Kids (and parents?!) in Kindergarten

How many times have you been to your kids' Kindy classroom?

How many times have you been to your kids' Kindy classroom?

My mom recently told me a funny (well, not funny-ha-ha, more like funny-hmmmmm) story about the time she got a peek into my younger brother’s kindergarten classroom. Seems that one day, my brother missed the bus, so my mom drove him.

After leaving him inside the school to be walked to his class by the secretary, she was about to hop in our 1974 Caprice Classic station wagon (with the fake-wood-grain panel outside and green shag rug in the way back) and head home, when she had an idea. What if she snuck around the building and just sorta peeked in the window to see what it all looked like?

See what it looked like?! Snuck around the building?!

These days, not only would she not have to crawl through bushes to peer through glass at her son, she’d probably be in the classroom, distributing snack, reading a book, or helping the kids glue ears on the lion art projects they hadn’t had time to finish yesterday. These days, at least where I live, kindergarten parents are nearly as involved in the day-to-day of their children’s classrooms as, well, their kids are.

Anyway, mom peeked in and what do you think she saw? Kids at their tables, tracing the letter “T” or coloring? Kids in the block corner, stacking and learning math at the same time? Kids on the cheerful carpet, discussing the day’s weather? Nope. She saw a teacher — who just happened to be our across-the-street neighbor — sitting behind her desk and screaming her head off at the unruly gaggle of 5-year-olds running around unfettered. Nice.

Of course, bad teachers (or teachers having a bad day, to be fair) are everywhere, just as good teachers are everywhere. But I can guarantee you that there’s No. Way. On. Earth that this teacher’s classroom style would not be known, down to the last detail, by every parent who’d ever had a child go through that school.

We all know. Some parents know more than others — in fact, there are some parents these days who keep Excel spreadsheets of teachers to track the endless who-had-whom and who was in who’s class and who is best for Their Little Darlings.

We’ve come a looong way from a time when moms like  mine had virtually no idea about their kids’ school days, to now, when parents are partners from day one. I remember remarking to a dad in my son’s first grade class last year — it was either at the butter-making Thanksgiving party, or perhaps the reception after the winter concert — that I’d already been inside this classroom more times than my parents had set foot in my elementary school, ever.

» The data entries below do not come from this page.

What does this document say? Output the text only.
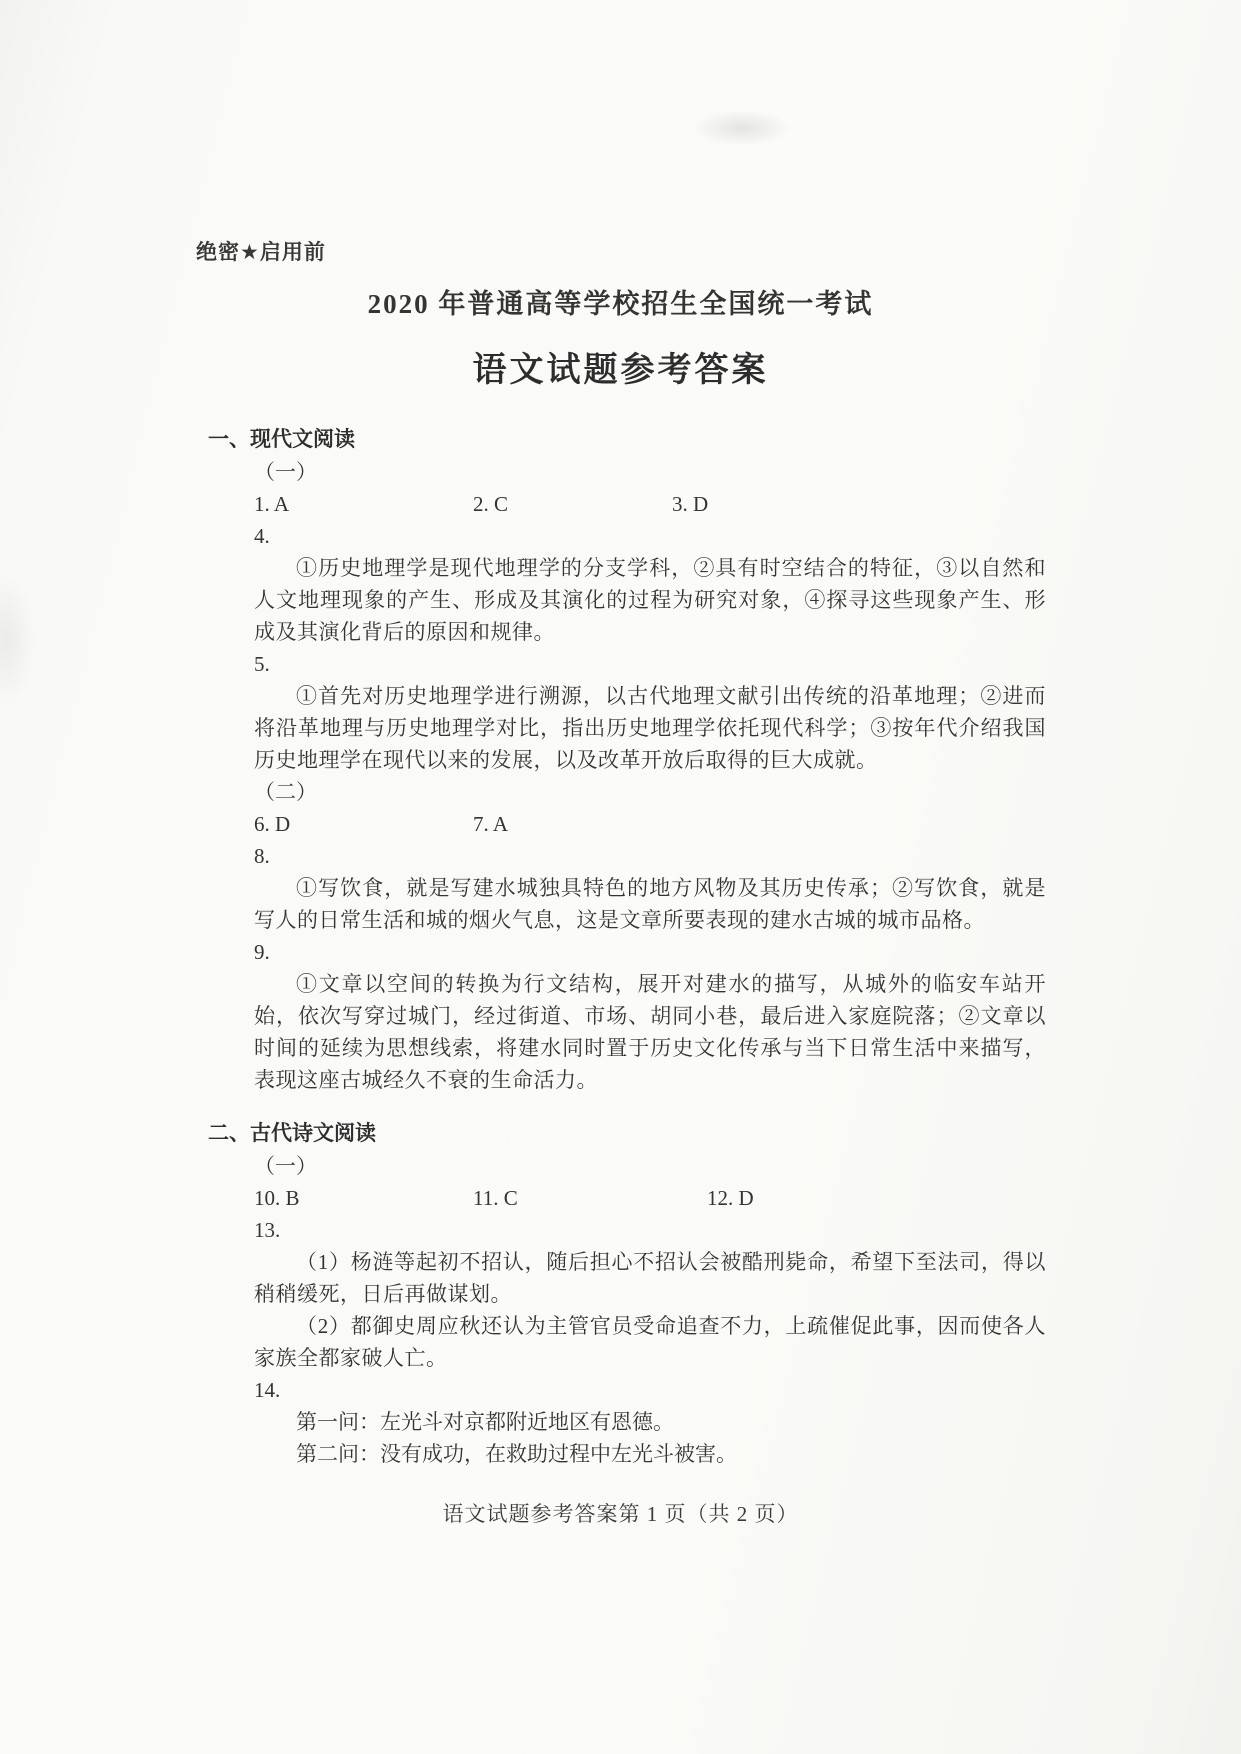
绝密★启用前
2020 年普通高等学校招生全国统一考试
语文试题参考答案
一、现代文阅读
（一）
1. A	2. C	3. D
4.

①历史地理学是现代地理学的分支学科，②具有时空结合的特征，③以自然和人文地理现象的产生、形成及其演化的过程为研究对象，④探寻这些现象产生、形成及其演化背后的原因和规律。

5.

①首先对历史地理学进行溯源，以古代地理文献引出传统的沿革地理；②进而将沿革地理与历史地理学对比，指出历史地理学依托现代科学；③按年代介绍我国历史地理学在现代以来的发展，以及改革开放后取得的巨大成就。

（二）
6. D	7. A
8.

①写饮食，就是写建水城独具特色的地方风物及其历史传承；②写饮食，就是写人的日常生活和城的烟火气息，这是文章所要表现的建水古城的城市品格。

9.

①文章以空间的转换为行文结构，展开对建水的描写，从城外的临安车站开始，依次写穿过城门，经过街道、市场、胡同小巷，最后进入家庭院落；②文章以时间的延续为思想线索，将建水同时置于历史文化传承与当下日常生活中来描写，表现这座古城经久不衰的生命活力。

二、古代诗文阅读
（一）
10. B	11. C	12. D
13.

（1）杨涟等起初不招认，随后担心不招认会被酷刑毙命，希望下至法司，得以稍稍缓死，日后再做谋划。

（2）都御史周应秋还认为主管官员受命追查不力，上疏催促此事，因而使各人家族全都家破人亡。

14.

第一问：左光斗对京都附近地区有恩德。

第二问：没有成功，在救助过程中左光斗被害。

语文试题参考答案第 1 页（共 2 页）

Don’t even get me started on the last-day-of school hoopla. Oh, okay — get me started! In our primary schools, kids find out on their final report card who their next year’s teacher will be. Immediately — like, within the hour — phones and emails are buzzing all over town. One mom in my son’s class (who was both the class mom and the PTA president) emailed asking everyone who their child got. Once she had all the responses she was going to get, she sent out another message with a spreadsheet detailing which kids were in which second-grade classrooms. So you could see who your child’s classroom buddies would be the following year.

As it happens, Daniel was the only kid on that list from his first grade class who didn’t know who else would be in his second-grade class.  I said, “well, you’ll make new friends, and see all your old friends in the cafeteria, right?” Right.

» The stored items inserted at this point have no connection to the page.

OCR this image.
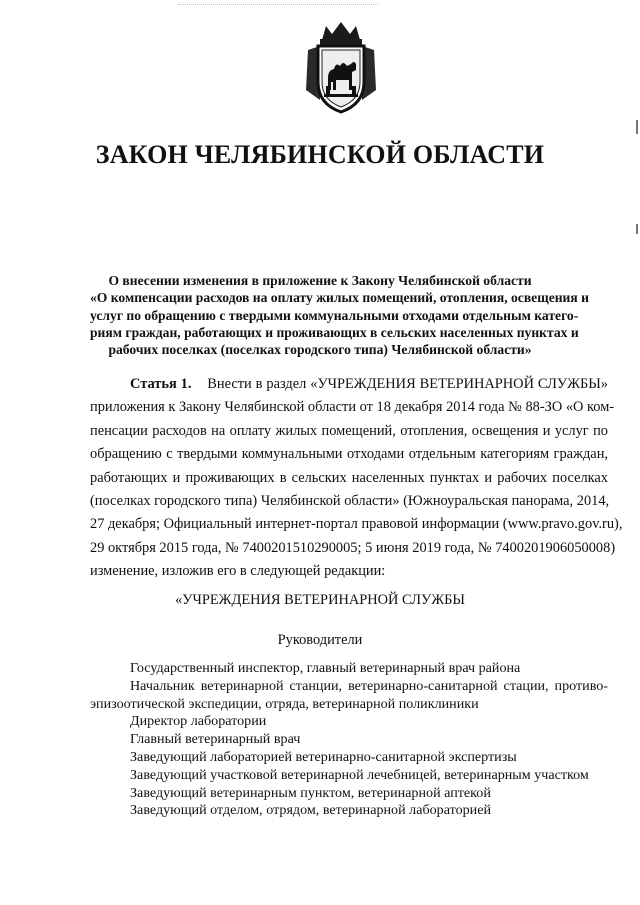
ЗАКОН ЧЕЛЯБИНСКОЙ ОБЛАСТИ
О внесении изменения в приложение к Закону Челябинской области
«О компенсации расходов на оплату жилых помещений, отопления, освещения и
услуг по обращению с твердыми коммунальными отходами отдельным катего-
риям граждан, работающих и проживающих в сельских населенных пунктах и
рабочих поселках (поселках городского типа) Челябинской области»
Статья 1. Внести в раздел «УЧРЕЖДЕНИЯ ВЕТЕРИНАРНОЙ СЛУЖБЫ»
приложения к Закону Челябинской области от 18 декабря 2014 года № 88-ЗО «О ком-
пенсации расходов на оплату жилых помещений, отопления, освещения и услуг по
обращению с твердыми коммунальными отходами отдельным категориям граждан,
работающих и проживающих в сельских населенных пунктах и рабочих поселках
(поселках городского типа) Челябинской области» (Южноуральская панорама, 2014,
27 декабря; Официальный интернет-портал правовой информации (www.pravo.gov.ru),
29 октября 2015 года, № 7400201510290005; 5 июня 2019 года, № 7400201906050008)
изменение, изложив его в следующей редакции:
«УЧРЕЖДЕНИЯ ВЕТЕРИНАРНОЙ СЛУЖБЫ
Руководители
Государственный инспектор, главный ветеринарный врач района
Начальник ветеринарной станции, ветеринарно-санитарной стации, противо-
эпизоотической экспедиции, отряда, ветеринарной поликлиники
Директор лаборатории
Главный ветеринарный врач
Заведующий лабораторией ветеринарно-санитарной экспертизы
Заведующий участковой ветеринарной лечебницей, ветеринарным участком
Заведующий ветеринарным пунктом, ветеринарной аптекой
Заведующий отделом, отрядом, ветеринарной лабораторией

I actually have my own, foxes-in-charge-of-the-hen-house  kindergarten story. When I was in my half-day K, back when what kids did in kindergarten was roughly equivalent to what my boys did in daycare when they were two years old (you know, coloring, playing, eating snacks, napping), I endured the Tommy Smith and the Milk incident. In our school, you had a little container of milk to go with your from-home snack. I was 10 seconds late to the snack table one day, and arrived at my seat to find Tommy Smith sitting there, drinking my milk! I alerted the teacher, who told Tommy to go to his own seat. Which he did. And where he proceeded to start drinking his milk.

Suffice to say I didn’t drink my milk that day.

And my parents never knew. No incident report sent home, no note in the backpack (in fact, no backpack).

I’m not advocating a return to those (dark? more independent? more separation-between-kids-and-parents?) days. If someone takes my kid’s milk today, you can bet I want to hear about it. If one of them gets hurt on the playground or in the cafeteria, I want a call from the nurse (which I got, last year, when Daniel got a “suspicious bruise” when he fell onto a cafeteria bench. Not only did I get a call from the nurse, but she explained how the principal — the principal! — had walked him back to the offending bench to describe how it happened, just to be sure no one had pushed him. No one had. He’s just clumsy).

But do I want to pore over spreadsheets? Spend my summer agonizing over Who They Got  next year? Or if Mrs. So-and-so is a good fit?

As a friend of mine, who is actually an educator in our district and as such has the privilege of actually choosing her daughter’s teachers (she declines), said on this subject: “If she gets a teacher she clashes with, it’s an opportunity for us to teach her how to get along and deal with it.”

Exactly!

And for all the apparent chaos of my brother’s K classroom, he’s turned out okay. But I wonder what ever happened to Tommy Smith?